Methods – 2012

Methods

Data were collected on the top 100, top 1000 and top 25,000 websites from Quantcast.  Data were collected using two processes. A shallow crawl of 25,000 sites, which consisted of visiting only the home page of the domain obtained from Quantcast’s ranking. And a deep crawl of 100 and 1000 sites that consisted of visiting the home page of the domain obtained from Quantcast and then traversing up to 6 random links from that page, intended to simulate some level of activity at the website.

The shallow and deep crawls collect the same type of information at each webpage: http cookies, flash cookies, calls to HTML5 local storage, calls to flash that may be used for browser fingerprinting, as well as metadata about the webpage and crawl.

The Crawler

One purpose of the Web Privacy Census was to develop a crawling process that could be used to take regular samples of the tracking ecosystem. The list of domains were crawled by a distributed crawling system built for this purpose. Each crawler node was functionally identical and consisted of an Ubuntu host running a full FireFox browser with a modified version of the FourthParty extension for extended data capture and analysis. A MozMill script controlled the browser. Automated deployment scripts created each crawling node, and the domains to be crawled were provided by a control node that also monitored the status of the crawling nodes and collected the resulting crawl data. The deployment scripts also set the crawl parameters, such as DNT headers, number of links to follow, etc.

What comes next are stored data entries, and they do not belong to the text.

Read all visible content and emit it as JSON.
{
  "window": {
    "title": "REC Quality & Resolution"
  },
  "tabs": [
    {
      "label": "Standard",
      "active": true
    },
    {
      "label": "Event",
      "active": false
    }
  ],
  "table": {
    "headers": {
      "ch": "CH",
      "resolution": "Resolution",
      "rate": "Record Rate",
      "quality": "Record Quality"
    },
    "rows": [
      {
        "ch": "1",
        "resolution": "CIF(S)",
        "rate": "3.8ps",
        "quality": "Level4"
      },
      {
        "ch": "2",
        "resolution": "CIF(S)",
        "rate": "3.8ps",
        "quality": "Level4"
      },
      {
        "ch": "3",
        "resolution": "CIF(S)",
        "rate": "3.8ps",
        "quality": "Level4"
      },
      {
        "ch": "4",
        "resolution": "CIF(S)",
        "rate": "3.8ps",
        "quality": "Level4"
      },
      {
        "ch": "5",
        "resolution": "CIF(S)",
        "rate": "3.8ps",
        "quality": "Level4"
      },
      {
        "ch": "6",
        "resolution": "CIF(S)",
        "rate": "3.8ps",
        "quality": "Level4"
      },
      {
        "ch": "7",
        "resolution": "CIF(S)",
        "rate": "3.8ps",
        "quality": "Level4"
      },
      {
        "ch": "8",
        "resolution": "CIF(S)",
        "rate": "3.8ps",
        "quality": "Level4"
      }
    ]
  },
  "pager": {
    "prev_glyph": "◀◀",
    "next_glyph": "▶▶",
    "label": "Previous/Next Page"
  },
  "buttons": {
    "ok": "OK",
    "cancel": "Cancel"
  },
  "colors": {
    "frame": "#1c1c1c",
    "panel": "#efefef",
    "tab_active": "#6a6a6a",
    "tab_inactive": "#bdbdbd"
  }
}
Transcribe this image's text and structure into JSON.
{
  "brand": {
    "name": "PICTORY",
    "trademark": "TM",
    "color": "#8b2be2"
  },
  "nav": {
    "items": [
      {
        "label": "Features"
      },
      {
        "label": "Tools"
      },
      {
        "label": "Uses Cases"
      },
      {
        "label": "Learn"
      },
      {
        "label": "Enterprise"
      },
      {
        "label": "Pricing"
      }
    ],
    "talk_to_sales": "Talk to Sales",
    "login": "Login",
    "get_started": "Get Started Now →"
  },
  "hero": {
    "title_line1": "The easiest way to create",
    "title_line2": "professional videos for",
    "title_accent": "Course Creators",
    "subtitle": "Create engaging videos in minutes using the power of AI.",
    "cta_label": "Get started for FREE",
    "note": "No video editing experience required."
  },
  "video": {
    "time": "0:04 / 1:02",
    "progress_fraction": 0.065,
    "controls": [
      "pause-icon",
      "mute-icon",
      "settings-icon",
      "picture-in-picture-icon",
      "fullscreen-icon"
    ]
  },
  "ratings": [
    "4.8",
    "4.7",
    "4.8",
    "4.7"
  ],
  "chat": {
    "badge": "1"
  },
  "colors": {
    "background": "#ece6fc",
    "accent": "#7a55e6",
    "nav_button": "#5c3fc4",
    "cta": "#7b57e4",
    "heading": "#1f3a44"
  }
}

Modifications were made to FourthParty to expand its scope of data capture as well as to improve the ability to connect the stored data on browser activity with the visited domain. Each crawler collected the following information from each crawled domain visit: http cookies, flash cookies, local storage access, JavaScript calls, raw html provided to the browser, and http requests and responses (including headers). Before moving on to the next domain, the data collected at each site was stored, the browser state and cache was cleared and Flash SOL storage directory in the file system were cleared to “reset” the crawler node. After the crawler nodes finished, the data was gathered on the control nodes where it was normalized and summarized to enable efficient analysis by crawl and by domain.

Crawl Types

Shallow Crawl

For the shallow crawl each domain in the crawl list was visited was a fresh browser with clean data directories and the about:blank url loaded. The crawler then navigated directly to its control node, received the URL of the domain to be crawled and the browser and crawl settings to be used Only the domain was visited – no links were clicked or followed. After waiting for the domain’s homepage to load, all the data was stored and the crawler cleaned out before visiting the next domain.

Deep Crawl

For the deep crawl, each domain in the crawl list was visited with a fresh browser. One the domain’s homepage had loaded, links were followed by selecting randomly from the set of html anchor tags on the page that: 1) matched the domain being crawled and 2) were not “javascript:” links. Once the links had been filtered, the remaining array of links were randomized and then the first six elements where selected to be followed. This resulted in up to 6 links being followed, and the same link would not be visited twice unless there was more than one link to that destination URL from the homepage of the domain. For example, a deep crawl of google.com would consist of visiting google.com, and selecting at random up to 6 links that were all part of google.com, including apps.google.com but not doubleclick.com, etc. The browser and file system would be cleared between each deep crawled domain, after the links had been followed.

Limitations

Limitations of crawling method

The crawler architecture was limited to using the Firefox browser, so any differences between browser types were not captured in this iteration. Additionally, as the crawler automated selection of URLs for deep crawls, any retargeting that was based on a human action (e.g. adding items to a shopping cart) was not necessarily captured in this crawl. Deep crawls were also limited to html anchor tags found and did not follow links set by JavaScript. Additionally, links obtained by the Deep Crawler were selected at random from links on the page, and consequently did not take into account page layout and visual layout in the selection process. Also, the crawler did not access content behind sites that require logins, consequently any content and trackers that existed behind a log in were not recorded. Related to this, the crawler did not login and maintain an identity while traversing sites. For example, the crawler did not log into a Facebook account and then attempt to visit websites in this iteration.

Limitations of data collection methods

Identification and classification of third parties and first party cookies can be complicated. Many sites are owned by other sister sites that have different domain names. For example, DoubleClick is owned by Google. For consistency in categorizing third party cookies, we leveraged the public suffix list to combine suffixes consistent with how other authors in the space have done, and used the rule that cookies that were from that top level domain were classified as first party, and cookies that were from a domain outside of the top level domain were third party. Our analysis of third party domains is then limited to domains that are considered syntactically to be third parties, and not reflective of any underlying agreements or connections that may exist between multiple domains.